[excel] Check whether a cell contains a substring

Is there an in-built function to check if a cell contains a given character/substring?

It would mean you can apply textual functions like Left/Right/Mid on a conditional basis without throwing errors when delimiting characters are absent.

This question is related to excel excel-formula

The answer is


For those who would like to do this using a single function inside the IF statement, I use

=IF(COUNTIF(A1,"*TEXT*"),TrueValue,FalseValue)

to see if the substring TEXT is in cell A1

[NOTE: TEXT needs to have asterisks around it]


I like Rink.Attendant.6 answer. I actually want to check for multiple strings and did it this way:

First the situation: Names that can be home builders or community names and I need to bucket the builders as one group. To do this I am looking for the word "builder" or "construction", etc. So -

=IF(OR(COUNTIF(A1,"*builder*"),COUNTIF(A1,"*builder*")),"Builder","Community")

Here is the formula I'm using

=IF( ISNUMBER(FIND(".",A1)), LEN(A1) - FIND(".",A1), 0 )


This is an old question but a solution for those using Excel 2016 or newer is you can remove the need for nested if structures by using the new IFS( condition1, return1 [,condition2, return2] ...) conditional.

I have formatted it to make it visually clearer on how to use it for the case of this question:

=IFS(
ISERROR(SEARCH("String1",A1))=FALSE,"Something1",
ISERROR(SEARCH("String2",A1))=FALSE,"Something2",
ISERROR(SEARCH("String3",A1))=FALSE,"Something3"
)

Since SEARCH returns an error if a string is not found I wrapped it with an ISERROR(...)=FALSE to check for truth and then return the value wanted. It would be great if SEARCH returned 0 instead of an error for readability, but thats just how it works unfortunately.
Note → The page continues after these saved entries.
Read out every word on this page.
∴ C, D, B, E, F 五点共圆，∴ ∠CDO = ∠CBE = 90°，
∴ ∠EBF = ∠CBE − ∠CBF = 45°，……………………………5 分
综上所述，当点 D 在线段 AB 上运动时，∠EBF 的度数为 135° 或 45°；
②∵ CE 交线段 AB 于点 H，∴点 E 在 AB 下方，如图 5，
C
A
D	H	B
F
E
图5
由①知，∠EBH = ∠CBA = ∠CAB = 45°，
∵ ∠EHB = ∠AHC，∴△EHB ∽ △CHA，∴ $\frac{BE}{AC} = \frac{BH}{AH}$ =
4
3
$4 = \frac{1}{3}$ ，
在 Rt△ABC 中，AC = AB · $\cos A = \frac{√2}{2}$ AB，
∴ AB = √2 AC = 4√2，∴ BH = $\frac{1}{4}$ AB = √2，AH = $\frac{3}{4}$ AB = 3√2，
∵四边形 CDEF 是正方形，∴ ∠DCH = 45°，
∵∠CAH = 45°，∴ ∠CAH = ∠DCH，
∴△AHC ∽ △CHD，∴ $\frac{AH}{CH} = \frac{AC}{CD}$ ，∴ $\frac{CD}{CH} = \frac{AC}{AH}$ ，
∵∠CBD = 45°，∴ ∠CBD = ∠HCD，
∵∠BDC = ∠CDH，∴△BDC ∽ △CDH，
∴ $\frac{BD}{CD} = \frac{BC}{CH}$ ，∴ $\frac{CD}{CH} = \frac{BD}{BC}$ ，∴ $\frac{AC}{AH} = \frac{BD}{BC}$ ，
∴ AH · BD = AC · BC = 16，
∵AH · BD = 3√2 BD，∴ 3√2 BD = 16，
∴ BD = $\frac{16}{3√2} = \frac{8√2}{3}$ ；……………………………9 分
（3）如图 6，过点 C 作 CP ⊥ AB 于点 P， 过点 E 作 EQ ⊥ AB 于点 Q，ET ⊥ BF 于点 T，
Another note of importance is that IFS will return the match that it finds first and thus ordering is important. For example if my strings were Surf, Surfing, Surfs as String1,String2,String3 above and my cells string was Surfing it would match on the first term instead of the second because of the substring being Surf. Thus common denominators need to be last in the list. My IFS would need to be ordered Surfing, Surfs, Surf to work correctly (swapping Surfing and Surfs would also work in this simple example), but Surf would need to be last.


This formula seems more intuitive to me:

=SUBSTITUTE(A1,"SomeText","") <> A1

this returns TRUE if "SomeText" is contained within A1.

The IsNumber/Search and IsError/Find formulas mentioned in the other answers certainly do work, but I always find myself needing to look at the help or experimenting in Excel too often with those ones.


It's an old question but I think it is still valid.

Since there is no CONTAINS function, why not declare it in VBA? The code below uses the VBA Instr function, which looks for a substring in a string. It returns 0 when the string is not found.

Public Function CONTAINS(TextString As String, SubString As String) As Integer
    CONTAINS = InStr(1, TextString, SubString)
End Function

Check out the FIND() function in Excel.

Syntax:

FIND( substring, string, [start_position])

Returns #VALUE! if it doesn't find the substring.


The following formula determines if the text "CHECK" appears in cell C10. If it does not, the result is blank. If it does, the result is the work "CHECK".